GREFFIER LORS DES DÉBATS : Mme BAJEUX, Greffier
ARRÊT :
Contradictoire
Prononcé publiquement par mise à disposition de l’arrêt au greffe de la cour, les parties en ayant été préalablement avisées dans les conditions prévues au deuxième alinéa de l’article 450 alinéa 2 du code de procédure civile ;
Signé par Mme GUIOT-MLYNARCZYK, Présidente de Chambre, et par Mme BAJEUX, Greffier à laquelle la minute de la décision a été remise par le magistrat signataire.
FAITS ET PROCEDURE
Par acte sous seing privé du 25 janvier 2006, Mme [L] [F] a consenti un bail à Mme [H] [E] portant sur un appartement situé [Adresse 3], moyennant un loyer mensuel de 520 euros et 84 euros de provisions sur charges.
Par acte authentique du 1er avril 2019, la SCI [B] a acquis l’immeuble dans lequel est situé le logement loué et le 22 juin 2023 elle a fait délivrer à la locataire un congé pour reprise au profit de M. [D] [R], associé de la SCI.
Par acte du 1er septembre 2023, Mme [E] a fait assigner la SCI [B] devant le juge des contentieux de la protection du tribunal judiciaire de Sarreguemines aux fins de déclarer nul et de nul effet le congé délivré le 22 juin 2023 et la voir condamner à lui verser la somme d’un euro en réparation du préjudice lié au caractère vexatoire de la procédure et une indemnité au titre de l’article 700 du code de procédure civile.
La SCI [B] s’est opposée aux demandes et a sollicité une indemnité au titre de l’article 700 du code de procédure civile.
Par jugement du 18 avril 2024, le tribunal a :
— dit que la SCI [B] a valablement délivré congé à Mme [E], occupante du logement situé [Adresse 3] suivant bail d’habitation initialement conclu le 25 janvier 2006, le congé prenant effet le 31 janvier 2024
— rejeté l’intégralité des demandes de Mme [E]
— condamné Mme [E] à payer à la SCI [B] la somme de 300 euros sur le fondement de l’article 700 du code de procédure civile et aux dépens
— rejeté toute autre demande.
Par déclaration d’appel déposée au greffe de la cour le 7 mai 2024, Mme [E] a interjeté appel du jugement 'en toutes ses dispositions'. Elle a déposé une seconde déclaration d’appel le 21 mai 2024 en visant l’intégralité des dispositions du jugement. Par ordonnance du 13 mars 2025 le conseiller de la mise en état a ordonné la jonction des deux procédures.

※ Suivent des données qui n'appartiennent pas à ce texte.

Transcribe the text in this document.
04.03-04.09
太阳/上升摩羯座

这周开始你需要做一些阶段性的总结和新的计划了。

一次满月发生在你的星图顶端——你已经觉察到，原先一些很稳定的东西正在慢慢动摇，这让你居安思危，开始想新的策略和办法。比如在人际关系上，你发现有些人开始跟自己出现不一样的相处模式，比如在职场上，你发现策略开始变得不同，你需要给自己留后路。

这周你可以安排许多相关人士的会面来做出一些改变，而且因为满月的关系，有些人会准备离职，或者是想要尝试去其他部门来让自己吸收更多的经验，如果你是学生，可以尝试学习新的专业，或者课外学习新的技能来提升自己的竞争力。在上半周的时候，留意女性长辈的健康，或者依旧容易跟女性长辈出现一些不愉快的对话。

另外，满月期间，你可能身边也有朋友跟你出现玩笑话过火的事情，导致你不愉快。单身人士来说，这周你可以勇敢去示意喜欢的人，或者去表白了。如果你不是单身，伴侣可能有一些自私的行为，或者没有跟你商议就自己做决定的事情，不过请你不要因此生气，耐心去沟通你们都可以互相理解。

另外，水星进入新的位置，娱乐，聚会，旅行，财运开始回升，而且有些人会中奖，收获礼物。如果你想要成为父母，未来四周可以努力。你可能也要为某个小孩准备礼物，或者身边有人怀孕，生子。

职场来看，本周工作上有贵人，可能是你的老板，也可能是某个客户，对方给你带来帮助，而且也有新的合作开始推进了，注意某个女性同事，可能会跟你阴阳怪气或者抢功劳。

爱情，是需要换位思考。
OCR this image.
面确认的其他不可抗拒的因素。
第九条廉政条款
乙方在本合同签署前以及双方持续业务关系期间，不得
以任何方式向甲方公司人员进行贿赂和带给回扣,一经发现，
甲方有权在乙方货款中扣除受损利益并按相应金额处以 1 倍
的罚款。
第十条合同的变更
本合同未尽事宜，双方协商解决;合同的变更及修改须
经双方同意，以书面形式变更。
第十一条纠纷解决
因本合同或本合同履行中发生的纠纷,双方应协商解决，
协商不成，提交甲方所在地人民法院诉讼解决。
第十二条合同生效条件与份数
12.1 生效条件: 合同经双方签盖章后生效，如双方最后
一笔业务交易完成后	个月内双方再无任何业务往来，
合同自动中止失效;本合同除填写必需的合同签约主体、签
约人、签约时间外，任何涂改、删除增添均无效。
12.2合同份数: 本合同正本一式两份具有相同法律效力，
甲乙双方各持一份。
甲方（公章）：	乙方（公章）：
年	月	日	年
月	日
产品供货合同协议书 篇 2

Aux termes de ses dernières conclusions du 18 juin 2025, l’appelante demande à la cour d’infirmer le jugement et de :
— avant dire droit ordonner la comparution personnelle de M. [R] en sa qualité de gérant de la SCI [B] et l’audition de Mme [G] [V] et de Mme [K] [I] et lui réserver de conclure après ces mesures d’instruction
— en tout état de cause déclarer nul et de nul effet le congé délivré le 23 juin 2023 par la SELARL Angle Droit à la demande de la SCI [B]
— condamner la SCI [B] à lui verser la somme 5.000 euros en réparation de son préjudice moral et matériel et celui lié au caractère vexatoire de la procédure
— la condamner à lui restituer les 2 mois de dépôt de garantie augmentés de 10 % chaque mois à compter du 1er décembre 2024 et jusqu’à parfait règlement
— débouter la SCI [B] de ses demandes
— condamner la SCI [B] aux dépens d’instance et d’appel et à lui verser la somme de 3.000 euros sur le fondement de l’article 700 du code de procédure civile pour la procédure de première instance et 5.000 euros pour la procédure d’appel.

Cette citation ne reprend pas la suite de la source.